Horroroso, como un lunes
Era una noche larga y llena de pesadillas, figuritivamente hablando, porque en realidad era un lunes pesado, el más pesado que haya tenido. El camión rugía y temblaba bajo mis pies, como un animal herido que lucha por seguir adelante. Después de dos meses, la idea de volver a subir a ese monstruo de metal me parecía una tarea monumental. El accidente había dejado cicatrices, no sólo en mi cuerpo, sino también en mi espíritu. Cada paso hacia la parada de la Ruta 2 era una batalla contra el recuerdo de ese día fatídico.
Me subí al camión y el primer escalón hizo un quejido extraño y una nube de aire enrarecido y viciado me recibió. El interior estaba lleno, abarrotado de almas apresuradas y rostros desconocidos que parecían esquivar mi presencia. Curiosamente, eran las mujeres las que predominaban en ese viaje. Sus miradas se posaron en mí con un temor palpable, como si fueran testigos de un espectro que emergía de las sombras. El conductor, un hombre de gesto curtido por los años al volante, me negó con un ademán la necesidad de pagar. Agradecido, comencé a recorrer el pasillo estrecho en busca de un sitio libre. Los ojos de todos los pasajeros parecían seguirme, vigilantes, como si temieran que mi presencia trajera consigo algún tipo de desgracia. Mi saco azul marino, el mismo que mis compañeros de la oficina elogiaban por su apariencia pulcra y presentable, parecía no surtir el mismo efecto en aquellos ojos desconfiados. Me senté junto a la ventanilla, mientras una mujer obesa, que ocupaba prácticamente dos asientos, me cedió el lugar, aunque su gesto más parecía una huida que un gesto de cortesía.

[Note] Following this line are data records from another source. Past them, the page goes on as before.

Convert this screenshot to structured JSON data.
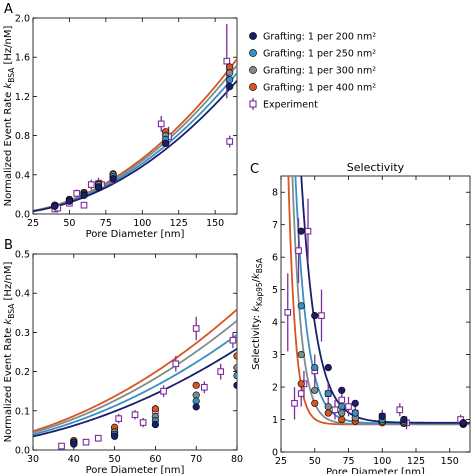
{
  "figure": {
    "panel_letters": [
      "A",
      "B",
      "C"
    ],
    "colors": {
      "grafting_200": "#1a1f6b",
      "grafting_250": "#3a8fc0",
      "grafting_300": "#7f8c8d",
      "grafting_400": "#d9541e",
      "experiment": "#7b2d9e"
    }
  },
  "legend": {
    "placement": "between panels A and C",
    "entries": [
      {
        "key": "grafting_200",
        "label": "Grafting: 1 per 200 nm²",
        "marker": "circle"
      },
      {
        "key": "grafting_250",
        "label": "Grafting: 1 per 250 nm²",
        "marker": "circle"
      },
      {
        "key": "grafting_300",
        "label": "Grafting: 1 per 300 nm²",
        "marker": "circle"
      },
      {
        "key": "grafting_400",
        "label": "Grafting: 1 per 400 nm²",
        "marker": "circle"
      },
      {
        "key": "experiment",
        "label": "Experiment",
        "marker": "open-square-errorbar"
      }
    ]
  },
  "chart_data": [
    {
      "panel": "A",
      "type": "scatter",
      "title": "",
      "xlabel": "Pore Diameter [nm]",
      "ylabel": "Normalized Event Rate k_BSA [Hz/nM]",
      "ylabel_parts": [
        "Normalized Event Rate ",
        "k",
        "BSA",
        " [Hz/nM]"
      ],
      "xlim": [
        25,
        165
      ],
      "ylim": [
        0,
        2.0
      ],
      "xticks": [
        "25",
        "50",
        "75",
        "100",
        "125",
        "150"
      ],
      "xtick_values": [
        25,
        50,
        75,
        100,
        125,
        150
      ],
      "yticks": [
        "0.0",
        "0.4",
        "0.8",
        "1.2",
        "1.6",
        "2.0"
      ],
      "ytick_values": [
        0,
        0.4,
        0.8,
        1.2,
        1.6,
        2.0
      ],
      "curve": {
        "a": 4.5e-05,
        "p": 2.05,
        "x_from": 25,
        "x_to": 165,
        "factors": {
          "grafting_200": 0.86,
          "grafting_250": 0.91,
          "grafting_300": 0.96,
          "grafting_400": 1.0
        }
      },
      "series": [
        {
          "key": "grafting_200",
          "x": [
            40,
            50,
            60,
            70,
            80,
            116,
            160
          ],
          "y": [
            0.08,
            0.13,
            0.19,
            0.27,
            0.36,
            0.72,
            1.3
          ]
        },
        {
          "key": "grafting_250",
          "x": [
            40,
            50,
            60,
            70,
            80,
            116,
            160
          ],
          "y": [
            0.08,
            0.14,
            0.2,
            0.28,
            0.38,
            0.76,
            1.37
          ]
        },
        {
          "key": "grafting_300",
          "x": [
            40,
            50,
            60,
            70,
            80,
            116,
            160
          ],
          "y": [
            0.09,
            0.14,
            0.21,
            0.3,
            0.4,
            0.8,
            1.44
          ]
        },
        {
          "key": "grafting_400",
          "x": [
            40,
            50,
            60,
            70,
            80,
            116,
            160
          ],
          "y": [
            0.09,
            0.15,
            0.22,
            0.31,
            0.41,
            0.84,
            1.5
          ]
        }
      ],
      "experiment": {
        "x": [
          40,
          42,
          50,
          55,
          60,
          65,
          70,
          72,
          80,
          113,
          118,
          158,
          160
        ],
        "y": [
          0.05,
          0.06,
          0.11,
          0.21,
          0.09,
          0.3,
          0.31,
          0.3,
          0.36,
          0.92,
          0.79,
          1.56,
          0.74
        ],
        "err": [
          0.02,
          0.02,
          0.03,
          0.04,
          0.03,
          0.05,
          0.06,
          0.05,
          0.06,
          0.08,
          0.1,
          0.38,
          0.06
        ]
      }
    },
    {
      "panel": "B",
      "type": "scatter",
      "title": "",
      "xlabel": "Pore Diameter [nm]",
      "ylabel": "Normalized Event Rate k_BSA [Hz/nM]",
      "ylabel_parts": [
        "Normalized Event Rate ",
        "k",
        "BSA",
        " [Hz/nM]"
      ],
      "xlim": [
        30,
        80
      ],
      "ylim": [
        0,
        0.5
      ],
      "xticks": [
        "30",
        "40",
        "50",
        "60",
        "70",
        "80"
      ],
      "xtick_values": [
        30,
        40,
        50,
        60,
        70,
        80
      ],
      "yticks": [
        "0.0",
        "0.1",
        "0.2",
        "0.3",
        "0.4",
        "0.5"
      ],
      "ytick_values": [
        0,
        0.1,
        0.2,
        0.3,
        0.4,
        0.5
      ],
      "curve": {
        "a": 4.5e-05,
        "p": 2.05,
        "x_from": 30,
        "x_to": 80,
        "factors": {
          "grafting_200": 0.72,
          "grafting_250": 0.82,
          "grafting_300": 0.92,
          "grafting_400": 1.0
        }
      },
      "series": [
        {
          "key": "grafting_200",
          "x": [
            40,
            50,
            60,
            70,
            80
          ],
          "y": [
            0.015,
            0.035,
            0.065,
            0.11,
            0.165
          ]
        },
        {
          "key": "grafting_250",
          "x": [
            40,
            50,
            60,
            70,
            80
          ],
          "y": [
            0.018,
            0.04,
            0.075,
            0.125,
            0.19
          ]
        },
        {
          "key": "grafting_300",
          "x": [
            40,
            50,
            60,
            70,
            80
          ],
          "y": [
            0.02,
            0.046,
            0.085,
            0.14,
            0.21
          ]
        },
        {
          "key": "grafting_400",
          "x": [
            40,
            50,
            60,
            70,
            80
          ],
          "y": [
            0.024,
            0.058,
            0.105,
            0.165,
            0.24
          ]
        }
      ],
      "experiment": {
        "x": [
          37,
          40,
          43,
          46,
          50,
          51,
          55,
          57,
          60,
          62,
          65,
          70,
          72,
          76,
          79
        ],
        "y": [
          0.01,
          0.02,
          0.02,
          0.03,
          0.05,
          0.08,
          0.09,
          0.07,
          0.1,
          0.15,
          0.22,
          0.31,
          0.16,
          0.2,
          0.28
        ],
        "err": [
          0.005,
          0.006,
          0.006,
          0.008,
          0.01,
          0.012,
          0.012,
          0.012,
          0.015,
          0.015,
          0.02,
          0.03,
          0.015,
          0.02,
          0.02
        ]
      }
    },
    {
      "panel": "C",
      "type": "scatter",
      "title": "Selectivity",
      "xlabel": "Pore Diameter [nm]",
      "ylabel": "Selectivity: k_Kap95/k_BSA",
      "ylabel_parts": [
        "Selectivity: ",
        "k",
        "Kap95",
        "/",
        "k",
        "BSA"
      ],
      "xlim": [
        25,
        165
      ],
      "ylim": [
        0,
        8.5
      ],
      "xticks": [
        "25",
        "50",
        "75",
        "100",
        "125",
        "150"
      ],
      "xtick_values": [
        25,
        50,
        75,
        100,
        125,
        150
      ],
      "yticks": [
        "0",
        "1",
        "2",
        "3",
        "4",
        "5",
        "6",
        "7",
        "8"
      ],
      "ytick_values": [
        0,
        1,
        2,
        3,
        4,
        5,
        6,
        7,
        8
      ],
      "curve": {
        "x_from": 25,
        "x_to": 165
      },
      "series": [
        {
          "key": "grafting_200",
          "x": [
            40,
            50,
            60,
            70,
            80,
            100,
            116,
            160
          ],
          "y": [
            6.8,
            4.2,
            2.6,
            1.9,
            1.5,
            1.1,
            1.0,
            0.9
          ],
          "fit": {
            "A": 290,
            "b": 0.091,
            "c": 0.9
          }
        },
        {
          "key": "grafting_250",
          "x": [
            40,
            50,
            60,
            70,
            80,
            100,
            116,
            160
          ],
          "y": [
            4.5,
            2.6,
            1.8,
            1.4,
            1.2,
            1.0,
            0.95,
            0.9
          ],
          "fit": {
            "A": 460,
            "b": 0.115,
            "c": 0.88
          }
        },
        {
          "key": "grafting_300",
          "x": [
            40,
            50,
            60,
            70,
            80,
            100,
            116,
            160
          ],
          "y": [
            3.0,
            1.9,
            1.4,
            1.2,
            1.05,
            0.95,
            0.9,
            0.88
          ],
          "fit": {
            "A": 1150,
            "b": 0.15,
            "c": 0.86
          }
        },
        {
          "key": "grafting_400",
          "x": [
            40,
            50,
            60,
            70,
            80,
            100,
            116,
            160
          ],
          "y": [
            2.1,
            1.5,
            1.2,
            1.0,
            0.95,
            0.9,
            0.88,
            0.85
          ],
          "fit": {
            "A": 2900,
            "b": 0.195,
            "c": 0.85
          }
        }
      ],
      "experiment": {
        "x": [
          30,
          35,
          38,
          40,
          42,
          45,
          50,
          55,
          60,
          65,
          70,
          75,
          80,
          100,
          113,
          118,
          158
        ],
        "y": [
          4.3,
          1.5,
          6.2,
          1.8,
          2.1,
          6.8,
          2.5,
          4.2,
          1.8,
          1.3,
          1.6,
          1.4,
          1.2,
          1.1,
          1.3,
          0.9,
          1.0
        ],
        "err": [
          1.2,
          0.5,
          1.0,
          0.4,
          0.4,
          1.0,
          0.5,
          0.8,
          0.3,
          0.3,
          0.3,
          0.3,
          0.2,
          0.2,
          0.2,
          0.2,
          0.15
        ]
      }
    }
  ]
}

Miré mi reflejo en el cristal empañado. La imagen que me devolvió era un eco distorsionado de lo que alguna vez fui: el recuerdo del camión de Coca-Cola rugiendo hacia mí, devorándome, arrastrando mi vocho y mi cuerpo unos trece metros, inundó mi mente. Recuerdo que apenas tuve tiempo de cubrirme la cabeza, y aun así, las secuelas fueron ineludibles. Mi rostro, ahora marcado por las garras del destino, no era el mismo. Una canica negra ocupaba el espacio donde antes existía un ojo. Era un abismo oscuro, un reflejo de mi propia conciencia fracturada.
A pesar de todo, me mantuve en mi sitio, enfrentando las miradas curiosas y los susurros apenas audibles que se extendían por el pasillo. Aquel trayecto se convirtió en una travesía a través del abismo entre lo que fui y lo que ahora era. Y así, en medio del traqueteo del camión y el murmullo de los desconocidos, continué mi viaje hacia un destino incierto, arrastrando conmigo las huellas indelebles de aquel día, mientras el eco de mis propios pasos resonaba en la oscuridad de mi mente pudrida.